You may also keep some files as files in EDG workspace, without physically loading their data into an asset collection. This may be an option if you will never change their content in EDG. In other words, for EDG purposes, their content is read only. In this case, you can simply upload them into EDG workspace in a project of their own. Then, create an asset collection in EDG and use Settings>Includes to include these files by reference. Note that in this case, you will not be able to use Search the EDG to find resources in these files. Nor will they be found by the global look up. These features only work for data that is physically part of EDG asset collections.

You also need to make sure that files you are using do not contain owl:imports to graphs outside of EDG’s workspace. All imports must refer only to EDG asset collections or to files in the workspace. External imports will not be resolved since dynamically loading data from the external server may time out and present a security risk.

TriG import option makes it possible to create and load data into multiple asset collections by importing a single file. More information is available in the Importing TriG section of the User Guide

The rest of this section provides instructions specific to a type of an asset collection you will be loading your RDF data into.

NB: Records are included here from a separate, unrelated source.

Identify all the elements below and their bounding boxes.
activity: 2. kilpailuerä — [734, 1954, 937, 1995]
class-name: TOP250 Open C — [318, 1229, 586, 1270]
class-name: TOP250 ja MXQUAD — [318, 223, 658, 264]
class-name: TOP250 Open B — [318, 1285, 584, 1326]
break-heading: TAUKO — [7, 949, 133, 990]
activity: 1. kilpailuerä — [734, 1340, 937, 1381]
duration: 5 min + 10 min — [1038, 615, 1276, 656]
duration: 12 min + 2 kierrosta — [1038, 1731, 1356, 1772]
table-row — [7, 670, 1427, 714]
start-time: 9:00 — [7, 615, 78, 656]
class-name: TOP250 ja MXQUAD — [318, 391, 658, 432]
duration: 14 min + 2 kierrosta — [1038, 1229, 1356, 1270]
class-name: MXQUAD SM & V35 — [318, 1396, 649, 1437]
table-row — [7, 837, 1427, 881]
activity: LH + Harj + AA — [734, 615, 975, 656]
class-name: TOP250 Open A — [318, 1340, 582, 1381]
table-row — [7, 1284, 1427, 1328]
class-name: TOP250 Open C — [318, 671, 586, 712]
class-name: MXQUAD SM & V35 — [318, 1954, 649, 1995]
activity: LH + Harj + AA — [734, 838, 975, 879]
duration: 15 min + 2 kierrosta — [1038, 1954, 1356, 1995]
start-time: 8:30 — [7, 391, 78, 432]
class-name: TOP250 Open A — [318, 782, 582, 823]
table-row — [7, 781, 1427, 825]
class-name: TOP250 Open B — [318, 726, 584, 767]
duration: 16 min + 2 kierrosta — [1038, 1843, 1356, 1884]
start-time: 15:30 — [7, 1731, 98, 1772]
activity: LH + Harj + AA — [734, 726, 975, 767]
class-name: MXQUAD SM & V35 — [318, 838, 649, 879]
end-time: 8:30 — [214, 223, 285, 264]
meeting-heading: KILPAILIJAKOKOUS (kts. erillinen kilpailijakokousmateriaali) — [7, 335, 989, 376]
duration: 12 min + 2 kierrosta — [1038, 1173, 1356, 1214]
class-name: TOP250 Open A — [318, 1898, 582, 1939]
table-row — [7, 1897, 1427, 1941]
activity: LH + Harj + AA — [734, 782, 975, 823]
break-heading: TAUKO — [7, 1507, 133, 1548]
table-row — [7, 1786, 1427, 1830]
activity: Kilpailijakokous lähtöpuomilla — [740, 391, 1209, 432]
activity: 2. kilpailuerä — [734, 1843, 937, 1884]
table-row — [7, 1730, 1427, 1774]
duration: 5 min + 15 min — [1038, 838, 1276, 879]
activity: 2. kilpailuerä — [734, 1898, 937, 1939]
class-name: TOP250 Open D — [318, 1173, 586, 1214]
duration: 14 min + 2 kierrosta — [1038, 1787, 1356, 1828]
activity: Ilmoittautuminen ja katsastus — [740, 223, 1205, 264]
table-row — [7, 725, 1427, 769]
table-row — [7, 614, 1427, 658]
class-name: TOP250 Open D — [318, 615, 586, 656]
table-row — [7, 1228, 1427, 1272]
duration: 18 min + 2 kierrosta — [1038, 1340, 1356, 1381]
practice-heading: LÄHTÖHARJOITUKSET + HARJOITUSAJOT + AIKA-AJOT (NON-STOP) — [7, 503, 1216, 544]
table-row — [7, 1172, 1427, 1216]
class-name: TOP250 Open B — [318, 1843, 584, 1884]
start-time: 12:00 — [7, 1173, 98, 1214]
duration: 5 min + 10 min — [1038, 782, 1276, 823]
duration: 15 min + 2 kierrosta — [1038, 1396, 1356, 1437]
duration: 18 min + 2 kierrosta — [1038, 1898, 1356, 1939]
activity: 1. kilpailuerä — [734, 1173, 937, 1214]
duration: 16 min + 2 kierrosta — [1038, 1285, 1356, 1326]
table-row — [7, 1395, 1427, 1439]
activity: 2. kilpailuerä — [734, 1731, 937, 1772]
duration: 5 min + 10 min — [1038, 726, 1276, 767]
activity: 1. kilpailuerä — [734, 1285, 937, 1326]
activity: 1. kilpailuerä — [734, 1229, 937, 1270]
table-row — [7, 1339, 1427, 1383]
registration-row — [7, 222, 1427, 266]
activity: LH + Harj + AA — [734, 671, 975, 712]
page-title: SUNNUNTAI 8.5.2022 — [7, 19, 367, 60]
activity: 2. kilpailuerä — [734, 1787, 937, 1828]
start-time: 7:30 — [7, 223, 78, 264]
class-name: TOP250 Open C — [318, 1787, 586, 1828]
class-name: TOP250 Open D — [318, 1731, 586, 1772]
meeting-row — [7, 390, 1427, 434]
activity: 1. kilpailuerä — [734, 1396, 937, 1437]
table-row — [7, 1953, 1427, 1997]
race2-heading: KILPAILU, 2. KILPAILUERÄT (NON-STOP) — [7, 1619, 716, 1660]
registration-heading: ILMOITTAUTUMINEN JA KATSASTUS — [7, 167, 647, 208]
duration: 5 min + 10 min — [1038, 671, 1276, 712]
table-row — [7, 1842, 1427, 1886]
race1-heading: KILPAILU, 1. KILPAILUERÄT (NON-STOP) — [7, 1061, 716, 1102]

If you have RDF file that contains definitions for classes and properties, it should be loaded into an ontology in EDG. As described earlier in this section, other asset collections are expected to contain data, not schema. One exception is Enumerations. They are treated as ontologies.

As described in the Importing RDF section of the User Guide,  EDG expects that RDF to be imported into a Taxonomy in EDG conforms to the W3C SKOS standard. That section describes specific details about classes and properties that EDG expects to see such as skos:ConceptScheme and skos:hasTopConcept

There are generally no special requirements on the classes, properties or instances that must be present in an RDF file to be imported into EDG Ontology. The only exception is the presence of rdfs:subClassOf statements for classes, which are required in order for a class to appear in the Class Hierarchy panel. If RDF file you are loading contains some classes that do not have a “parent” class, EDG can generate statements connecting them to either owl:Thing or rdfs:Resource

EDG Crosswalks, by default, must contain RDF triples of the following form:

example:Vocabulary1_Resource1 skos:closeMatch :example:Vocabulary2_Resource1.

You can use a different property to connect resources being crosswalked. To do so, please select an alternative property on the Manage tab of a crosswalk.

Valuable data for use in an EDG asset collections may not be available in RDF. The Importing spreadsheet data section of the User Guide describes how to import spreadsheets with a choice of patterns. If your spreadsheet does not fit one of these patterns, you will need to transform it to align with a pattern. Alternatively, you can develop a custom importer.  There are several options for developing custom imports, including, for example, writing a server side script using Active Data Shapes (ADS). You can also create an ontology from a spreadsheet data – using the header row as properties and the worksheet name as a class.

If you are unsure which choices for developing custom importers would let you best take advantage of the data available to you, contact your EDG support representative.